A Bit Shirty
/Voiceworks, #61, Winter 2005/
I was in a Fitzroy Opportunity Shop a few weeks back when rage blew in through the doorway. She was a weathered old thing, dressed in a tracksuit. Apart from her there was just the manager, myself and another boy who was trying on a pair of saggy-arsed Levis. We picked our eyes up from the second-hand junk and stared at her silhouette against the autumn glare outside. She glowered back. After a few uneasy moments we returned to the trash piles and began to forget about her.
The tracksuited woman swaggered towards Levis boy. She jabbed a finger into his chest and said:
‘Oi, where’d you get that shirt?’
The shirt was a minor leftist propaganda piece. At the top was an emblem of the pan-Indigenous flag, and beneath that the words ‘White Australia has a black history!’ The old woman was Indigenous and Levis boy, probably anticipating kudos from the woman, said quite proudly:
‘Oh this shirt? My friend brought me this shirt back from Sydney.’
She hissed at him. ‘I’d like to rip that fucking shirt right off ya. In fact, I’d like to punch you in the fucking chest.’ She drew a clenched fist and held it shaking in the air, but before she could unleash her rage, the manager hurried out from behind the counter and grabbed her arm.
‘Sylvia, get out of here,’ he said as he shooed her out. ‘Stop causing trouble. Piss off.’
The manager consoled Levis boy with a sympathetic hand on his shoulder. ‘Oh look, don’t worry about her. She’s just some old metho.’
The boy, though slightly fazed, continued to admire his new pants in the mirror. I moved on to inspect a crate of records. I had my eye on a nasty scratch down the surface of an otherwise desirable Bowie record when I heard the whack. The old lady was back, and true to her word she’d walloped him one – and it must’ve been a good one, because she left him doubled over, winded.
She laughed and laughed, only stopping when the manager chased her out. When the boy had regained some of his composure, he followed after her.
* * *
On the surface, it was all rather mysterious. People like me and the boy with the Levis and offending shirt, we’re the good guys, right? We mean well, don’t we? Romping around in leftist crowds, yelling ‘land rights!’ at stunned midday shoppers, it’s easy to imagine yourself as some sort of adjunct to Australia’s colonial history: a new benevolent breed. The Levis boy’s well-intentioned shirt condemned Australia’s past. And it’s true; the European invasion mass-murdered its way across the continent, dispersing whole peoples in its wake.

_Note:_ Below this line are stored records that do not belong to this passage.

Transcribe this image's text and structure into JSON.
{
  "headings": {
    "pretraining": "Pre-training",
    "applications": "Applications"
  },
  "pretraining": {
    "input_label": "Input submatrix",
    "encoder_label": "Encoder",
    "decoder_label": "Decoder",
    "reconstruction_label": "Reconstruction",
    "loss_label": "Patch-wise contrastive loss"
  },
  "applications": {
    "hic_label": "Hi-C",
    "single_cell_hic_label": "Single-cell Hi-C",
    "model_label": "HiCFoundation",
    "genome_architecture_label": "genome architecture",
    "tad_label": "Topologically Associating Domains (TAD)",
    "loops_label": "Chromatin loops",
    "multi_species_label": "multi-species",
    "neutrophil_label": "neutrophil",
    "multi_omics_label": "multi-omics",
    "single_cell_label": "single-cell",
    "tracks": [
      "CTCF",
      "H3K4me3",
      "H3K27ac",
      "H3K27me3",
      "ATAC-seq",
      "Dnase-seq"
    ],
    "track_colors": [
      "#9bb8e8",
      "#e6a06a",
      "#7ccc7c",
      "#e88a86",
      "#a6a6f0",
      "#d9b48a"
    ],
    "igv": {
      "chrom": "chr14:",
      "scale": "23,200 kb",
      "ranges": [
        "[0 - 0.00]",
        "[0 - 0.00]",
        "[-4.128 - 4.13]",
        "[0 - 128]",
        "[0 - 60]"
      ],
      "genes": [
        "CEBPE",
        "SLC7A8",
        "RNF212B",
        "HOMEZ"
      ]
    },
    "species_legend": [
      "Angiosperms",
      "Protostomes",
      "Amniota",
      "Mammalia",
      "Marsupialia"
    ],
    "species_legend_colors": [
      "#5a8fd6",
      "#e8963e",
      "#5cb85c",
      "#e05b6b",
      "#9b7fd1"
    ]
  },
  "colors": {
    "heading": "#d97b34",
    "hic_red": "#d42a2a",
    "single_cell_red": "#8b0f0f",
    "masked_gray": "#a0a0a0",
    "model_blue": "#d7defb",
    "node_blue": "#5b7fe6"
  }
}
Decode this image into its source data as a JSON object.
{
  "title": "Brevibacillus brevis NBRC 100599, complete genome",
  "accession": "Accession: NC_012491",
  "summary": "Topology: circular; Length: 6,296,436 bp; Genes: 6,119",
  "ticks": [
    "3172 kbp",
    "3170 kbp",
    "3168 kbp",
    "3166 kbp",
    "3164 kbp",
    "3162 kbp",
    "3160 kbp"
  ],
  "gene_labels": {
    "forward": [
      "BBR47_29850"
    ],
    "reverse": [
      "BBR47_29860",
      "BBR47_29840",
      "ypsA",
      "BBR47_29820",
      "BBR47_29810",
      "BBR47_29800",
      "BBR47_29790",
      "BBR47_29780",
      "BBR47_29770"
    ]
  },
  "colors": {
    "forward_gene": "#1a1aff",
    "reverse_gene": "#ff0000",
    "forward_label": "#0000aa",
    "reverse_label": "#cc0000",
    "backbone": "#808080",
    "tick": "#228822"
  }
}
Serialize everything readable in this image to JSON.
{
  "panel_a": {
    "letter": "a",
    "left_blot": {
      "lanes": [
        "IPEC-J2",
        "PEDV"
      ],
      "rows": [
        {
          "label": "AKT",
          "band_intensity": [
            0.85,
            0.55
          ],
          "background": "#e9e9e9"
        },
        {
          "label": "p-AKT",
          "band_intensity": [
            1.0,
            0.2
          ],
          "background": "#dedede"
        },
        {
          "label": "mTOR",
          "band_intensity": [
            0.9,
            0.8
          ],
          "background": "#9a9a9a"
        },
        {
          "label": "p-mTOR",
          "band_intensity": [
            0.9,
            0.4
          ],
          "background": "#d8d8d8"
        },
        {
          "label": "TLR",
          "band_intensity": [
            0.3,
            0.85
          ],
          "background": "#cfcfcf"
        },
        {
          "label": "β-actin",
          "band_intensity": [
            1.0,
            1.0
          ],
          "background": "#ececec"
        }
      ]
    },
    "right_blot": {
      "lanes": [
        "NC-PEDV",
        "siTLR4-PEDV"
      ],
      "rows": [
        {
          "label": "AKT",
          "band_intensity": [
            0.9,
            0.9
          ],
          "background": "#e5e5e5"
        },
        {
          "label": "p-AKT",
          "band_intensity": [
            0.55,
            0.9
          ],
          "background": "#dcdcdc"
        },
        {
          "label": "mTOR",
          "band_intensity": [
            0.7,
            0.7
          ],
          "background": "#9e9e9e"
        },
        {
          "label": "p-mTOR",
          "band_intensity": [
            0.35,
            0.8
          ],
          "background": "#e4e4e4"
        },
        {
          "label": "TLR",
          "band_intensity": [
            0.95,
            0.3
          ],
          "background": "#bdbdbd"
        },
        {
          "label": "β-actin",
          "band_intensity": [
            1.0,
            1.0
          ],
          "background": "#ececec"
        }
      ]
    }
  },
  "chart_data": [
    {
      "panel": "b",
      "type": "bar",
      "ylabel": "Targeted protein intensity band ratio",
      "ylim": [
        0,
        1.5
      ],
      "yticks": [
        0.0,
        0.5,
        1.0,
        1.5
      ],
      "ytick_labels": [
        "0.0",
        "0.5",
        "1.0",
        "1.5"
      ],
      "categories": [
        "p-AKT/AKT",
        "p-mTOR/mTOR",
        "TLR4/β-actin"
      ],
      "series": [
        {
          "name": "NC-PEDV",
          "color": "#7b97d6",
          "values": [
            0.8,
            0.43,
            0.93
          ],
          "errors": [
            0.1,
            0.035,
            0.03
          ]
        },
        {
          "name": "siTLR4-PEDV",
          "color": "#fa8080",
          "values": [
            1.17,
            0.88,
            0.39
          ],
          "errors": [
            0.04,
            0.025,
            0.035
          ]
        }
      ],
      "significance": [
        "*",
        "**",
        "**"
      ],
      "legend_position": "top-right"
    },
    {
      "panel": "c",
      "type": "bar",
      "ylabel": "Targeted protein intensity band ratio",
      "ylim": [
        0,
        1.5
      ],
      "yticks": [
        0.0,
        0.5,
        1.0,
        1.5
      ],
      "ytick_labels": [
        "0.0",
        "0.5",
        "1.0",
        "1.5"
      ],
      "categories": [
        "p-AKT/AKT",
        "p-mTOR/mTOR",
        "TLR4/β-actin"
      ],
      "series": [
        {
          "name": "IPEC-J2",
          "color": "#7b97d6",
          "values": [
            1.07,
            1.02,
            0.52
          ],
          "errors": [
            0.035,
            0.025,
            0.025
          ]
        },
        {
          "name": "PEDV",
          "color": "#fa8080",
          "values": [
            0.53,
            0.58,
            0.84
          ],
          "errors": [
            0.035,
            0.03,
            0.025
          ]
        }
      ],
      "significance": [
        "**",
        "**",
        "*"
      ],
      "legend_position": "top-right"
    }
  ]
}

But what we trendoids try to forget is that the story doesn’t end there. Until the 70s and 80s, the inner-northern belt of Melbourne was where the landless Indigenous communities around Victoria came to regroup, after the internment camps were dismantled. Fitzroy and its surrounds were something of a haven for Indigenous crew – that is, until the 1970s, when the influx of so-called student radicals, artists and progressive young professionals – the parents of self righteous shits like me and Levis boy – arrived with their capital and priced the locals out of the market.
These inadvertent neocolonialists fetishised the ‘culture’ of the area, but couldn’t keep their grubby hands off it. The area was inexorably transformed into the stain of ludicrously expensive terraces, cafes and juice bars that you find today. As for the Indigenous community, it’s more or less moved on, jettisoned once more into diaspora, except for a few fierce remains.
Back in the shop, we had a good natter about the incident, the red-cheeked manager and I. In fact, we had such a nice chat about such things that I left shortly afterwards, not really enjoying being a part of that particular ‘we’. I decided that the old woman was fabulous. And if she wanted to punch anyone else, let it be me; I could do with a good flagellation.
I found the old woman and Levis boy down the street, still sparring. The boy ripped off his shirt, threw it at her feet and told her she could do what she fucking well liked with it. I ran over to mediate. I would explain to the naïve youth how he must realise that we’re nothing more than cosmopolitan dags on the sheep’s arse of colonialism. To suggest that anyone should be grateful for our Indigenous sympathy in light of our actions is, well –
‘What are ya looking at, ya white cunt?’ The old lady asked me. ‘Fuck off!’
That was good enough. I felt suitably chastened, and watched the rest from a safe distance.
After a few minutes, the fight fizzled. The old lady was dragged away by one of her calmer friends, although she continued to catapult abuse from a distance. With no one to talk to, the boy pulled on a jumper and skittered off, scowling. The righteous shirt was left to its own devices.